Conference Reports may be tricky. Most legislation will need to pass both chambers of Congress and go through a Conference Committee before heading to the President's desk. 72 hours for the initial House version would be nice, but without a chance to see what comes out of Conference, we won't know what's in the final law until too late. This can be tough, because each chamber can make changes to what comes out of the conference committee, and send the legislation back and forth. Should every iteration, if there are several, be subjected to 72 hours anew? We faced this difficulty before, and hedged, saying that conference reports and any major changes that follow should be online for 72 hours.

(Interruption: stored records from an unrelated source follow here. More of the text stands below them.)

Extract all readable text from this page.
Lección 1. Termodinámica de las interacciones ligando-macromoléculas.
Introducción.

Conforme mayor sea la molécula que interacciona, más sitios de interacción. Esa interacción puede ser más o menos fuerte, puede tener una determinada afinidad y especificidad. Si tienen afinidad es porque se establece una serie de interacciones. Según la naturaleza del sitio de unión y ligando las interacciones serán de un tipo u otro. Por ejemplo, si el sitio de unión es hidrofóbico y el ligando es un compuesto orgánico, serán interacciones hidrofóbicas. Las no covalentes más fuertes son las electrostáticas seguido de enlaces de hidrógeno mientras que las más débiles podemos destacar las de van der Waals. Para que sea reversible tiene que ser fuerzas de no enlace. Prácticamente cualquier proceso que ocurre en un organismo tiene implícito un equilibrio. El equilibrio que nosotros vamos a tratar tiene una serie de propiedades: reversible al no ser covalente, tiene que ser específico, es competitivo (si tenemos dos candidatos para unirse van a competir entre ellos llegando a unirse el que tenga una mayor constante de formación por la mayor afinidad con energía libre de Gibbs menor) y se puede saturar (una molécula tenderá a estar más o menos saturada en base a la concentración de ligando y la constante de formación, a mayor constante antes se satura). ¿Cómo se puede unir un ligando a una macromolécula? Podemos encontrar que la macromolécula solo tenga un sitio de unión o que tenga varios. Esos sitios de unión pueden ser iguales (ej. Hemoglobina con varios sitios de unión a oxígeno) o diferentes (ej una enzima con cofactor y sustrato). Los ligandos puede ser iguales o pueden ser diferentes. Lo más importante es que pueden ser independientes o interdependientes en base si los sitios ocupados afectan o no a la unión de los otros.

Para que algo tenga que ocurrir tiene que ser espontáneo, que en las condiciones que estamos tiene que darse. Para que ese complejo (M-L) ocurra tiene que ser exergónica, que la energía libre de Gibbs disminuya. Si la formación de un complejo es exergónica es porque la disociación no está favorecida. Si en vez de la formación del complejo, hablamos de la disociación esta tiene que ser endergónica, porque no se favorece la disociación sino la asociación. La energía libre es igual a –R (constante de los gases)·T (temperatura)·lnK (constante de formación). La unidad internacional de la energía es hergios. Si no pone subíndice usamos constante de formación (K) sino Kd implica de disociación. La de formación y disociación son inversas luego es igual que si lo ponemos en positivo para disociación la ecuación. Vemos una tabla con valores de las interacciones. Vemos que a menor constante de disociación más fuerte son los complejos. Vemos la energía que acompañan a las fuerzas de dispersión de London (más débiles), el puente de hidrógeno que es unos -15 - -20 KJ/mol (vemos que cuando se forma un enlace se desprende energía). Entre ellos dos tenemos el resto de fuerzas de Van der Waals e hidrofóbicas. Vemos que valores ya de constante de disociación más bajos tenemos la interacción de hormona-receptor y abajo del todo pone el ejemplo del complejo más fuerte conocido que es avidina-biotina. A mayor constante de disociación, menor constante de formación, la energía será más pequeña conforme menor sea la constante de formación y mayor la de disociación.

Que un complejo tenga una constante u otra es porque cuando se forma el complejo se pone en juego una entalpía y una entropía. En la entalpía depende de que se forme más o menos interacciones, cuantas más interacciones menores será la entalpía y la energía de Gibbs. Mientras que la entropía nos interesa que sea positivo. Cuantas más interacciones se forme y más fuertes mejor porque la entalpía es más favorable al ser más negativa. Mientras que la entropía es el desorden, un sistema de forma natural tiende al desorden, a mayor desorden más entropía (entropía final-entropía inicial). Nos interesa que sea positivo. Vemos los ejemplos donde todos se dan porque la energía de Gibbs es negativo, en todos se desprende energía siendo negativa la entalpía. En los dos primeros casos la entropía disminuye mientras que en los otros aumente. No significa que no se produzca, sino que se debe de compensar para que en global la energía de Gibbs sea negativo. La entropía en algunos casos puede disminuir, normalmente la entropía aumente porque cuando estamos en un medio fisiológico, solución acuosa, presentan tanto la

Is the Rule powerful? In addition to the fact that House Rules are waivable, some House Rules are simply ignored. A powerful 72 Hour Rule (like H.Res. 554) will change what is in order, effectively empowering the minority to raise a point of order against an offending motion. Without such an appeal to procedure, the requirement would be far weaker. Changes to the Congressional Record, for example, are supposed to only be typographical or grammatical, but Members regularly make far more substantive changes to their remarks as they appear. This is against the Rules, but essentially, no one cares. Even the best rule will need popular expectations to back it up.

This is actually true for all of the complications we've identified. Even the most well meaning 72 Hour Rule will be a seductive sacrifice for any Speaker who is faced with a potential legislative achievement. These are probably only some of the ways a public posting requirement could be evaded. Congressional floor procedures are incredibly complicated, and governed not just by Rules, but by complex precedents. The real arbiter of acceptable congressional procedure will ultimately always be the electorate. No one else can, or even should, have that kind of power of Congress.

Even so, we're hoping Speaker Boehner and Republican leaders choose to codify a strong, effective 72 Hour rule, and lives up to his promise, even when it's inconvenient, as he has readily acknowledged it will be.